The results of the study highlight the significant role of R-sRNAs in AD. With aging, there is a notable shift in the balance of R-sRNAs towards those with toxic 6mer seeds, which are less viable and more likely to induce neuronal cell death through DISE. This shift is attributed to the reduced ability of aging neurons to produce sufficient nontoxic miRNAs. Key enzymes like Dicer and Drosha, crucial for miRNA expression, are affected during AD and aging, with their stability being compromised by reactive oxygen species and interferons, which are common in AD. The phosphorylation and subsequent translocation of Drosha from the nucleus to the cytosol, for instance, result in the loss of most miRNAs.

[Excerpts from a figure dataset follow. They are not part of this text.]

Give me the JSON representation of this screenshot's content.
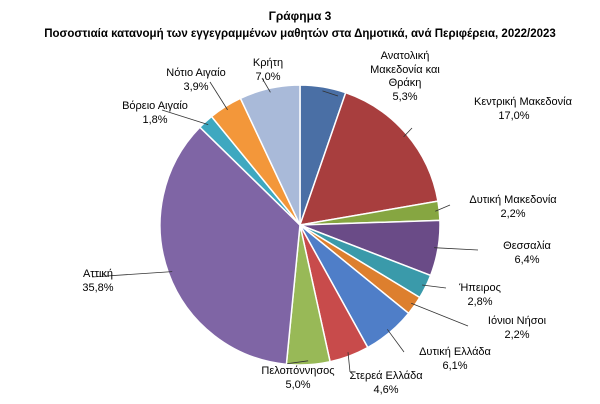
{
  "header": {
    "title": "Γράφημα 3",
    "subtitle": "Ποσοστιαία κατανομή των εγγεγραμμένων μαθητών στα Δημοτικά, ανά Περιφέρεια, 2022/2023"
  },
  "chart_data": {
    "type": "pie",
    "title": "Γράφημα 3",
    "subtitle": "Ποσοστιαία κατανομή των εγγεγραμμένων μαθητών στα Δημοτικά, ανά Περιφέρεια, 2022/2023",
    "start": "12 o'clock, clockwise",
    "slices": [
      {
        "label": "Ανατολική Μακεδονία και Θράκη",
        "value": 5.3,
        "value_label": "5,3%",
        "color": "#4A6FA5"
      },
      {
        "label": "Κεντρική Μακεδονία",
        "value": 17.0,
        "value_label": "17,0%",
        "color": "#A83E3E"
      },
      {
        "label": "Δυτική Μακεδονία",
        "value": 2.2,
        "value_label": "2,2%",
        "color": "#86A641"
      },
      {
        "label": "Θεσσαλία",
        "value": 6.4,
        "value_label": "6,4%",
        "color": "#6A4B87"
      },
      {
        "label": "Ήπειρος",
        "value": 2.8,
        "value_label": "2,8%",
        "color": "#3A9AAA"
      },
      {
        "label": "Ιόνιοι Νήσοι",
        "value": 2.2,
        "value_label": "2,2%",
        "color": "#DD7F2E"
      },
      {
        "label": "Δυτική Ελλάδα",
        "value": 6.1,
        "value_label": "6,1%",
        "color": "#4F7EC8"
      },
      {
        "label": "Στερεά Ελλάδα",
        "value": 4.6,
        "value_label": "4,6%",
        "color": "#C84B4B"
      },
      {
        "label": "Πελοπόννησος",
        "value": 5.0,
        "value_label": "5,0%",
        "color": "#98B957"
      },
      {
        "label": "Αττική",
        "value": 35.8,
        "value_label": "35,8%",
        "color": "#7F65A5"
      },
      {
        "label": "Βόρειο Αιγαίο",
        "value": 1.8,
        "value_label": "1,8%",
        "color": "#3EA8C0"
      },
      {
        "label": "Νότιο Αιγαίο",
        "value": 3.9,
        "value_label": "3,9%",
        "color": "#F3973A"
      },
      {
        "label": "Κρήτη",
        "value": 7.0,
        "value_label": "7,0%",
        "color": "#A9BAD9"
      }
    ]
  }
}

Two primary cellular responses to Aβ42 involving RISC activity are identified: cell death/DISE and DNA damage. DISE integrates various cell death pathways, and the specific pathway activated depends on the affected cell's transcriptome. This finding aligns with multiple cell death pathways implicated in AD. The DISE mechanism might contribute not only to neuronal cell death but also to neurodegeneration by inducing DNA damage, suggesting a need for further research to understand its full impact on synaptic dysfunction and AD pathology.

The study also points to the possibility that the increase in toxic sRNAs and the concurrent loss of nontoxic miRNAs during aging might be central to other neurodegenerative diseases like Parkinson's disease, Huntington's disease, and Amyotrophic Lateral Sclerosis (ALS). The study's molecular profiling suggests a collective contribution of genetic modifiers, mutations, and the balance of toxic versus nontoxic miRNAs to the onset and progression of AD. In terms of therapeutic implications, the results challenge the primary focus of AD drug discovery, which has been predominantly on reducing amyloid plaque load and preventing tau phosphorylation. 

Conclusions 

The study presents a novel perspective on AD, suggesting that the balance of R-sRNAs, specifically the ratio of toxic to nontoxic miRNAs, plays a crucial role in neuronal survival and neurodegeneration. It concluded that with aging and AD, there is a shift towards more toxic sRNAs in the RISC, leading to increased neuronal susceptibility to DISE and DNA damage. This shift could be due to aging-related decreases in key miRNA processing enzymes like Dicer and Drosha.

The study also indicates that DISE, involving various cell death pathways, may contribute significantly to AD pathology, including synaptic dysfunction and neurodegeneration. Moreover, this mechanism might extend to other neurodegenerative diseases like Parkinson's, Huntington's, and ALS. The findings challenge the conventional focus on amyloid and tau in AD treatment, proposing instead that enhancing nontoxic miRNA levels could be a more effective therapeutic strategy.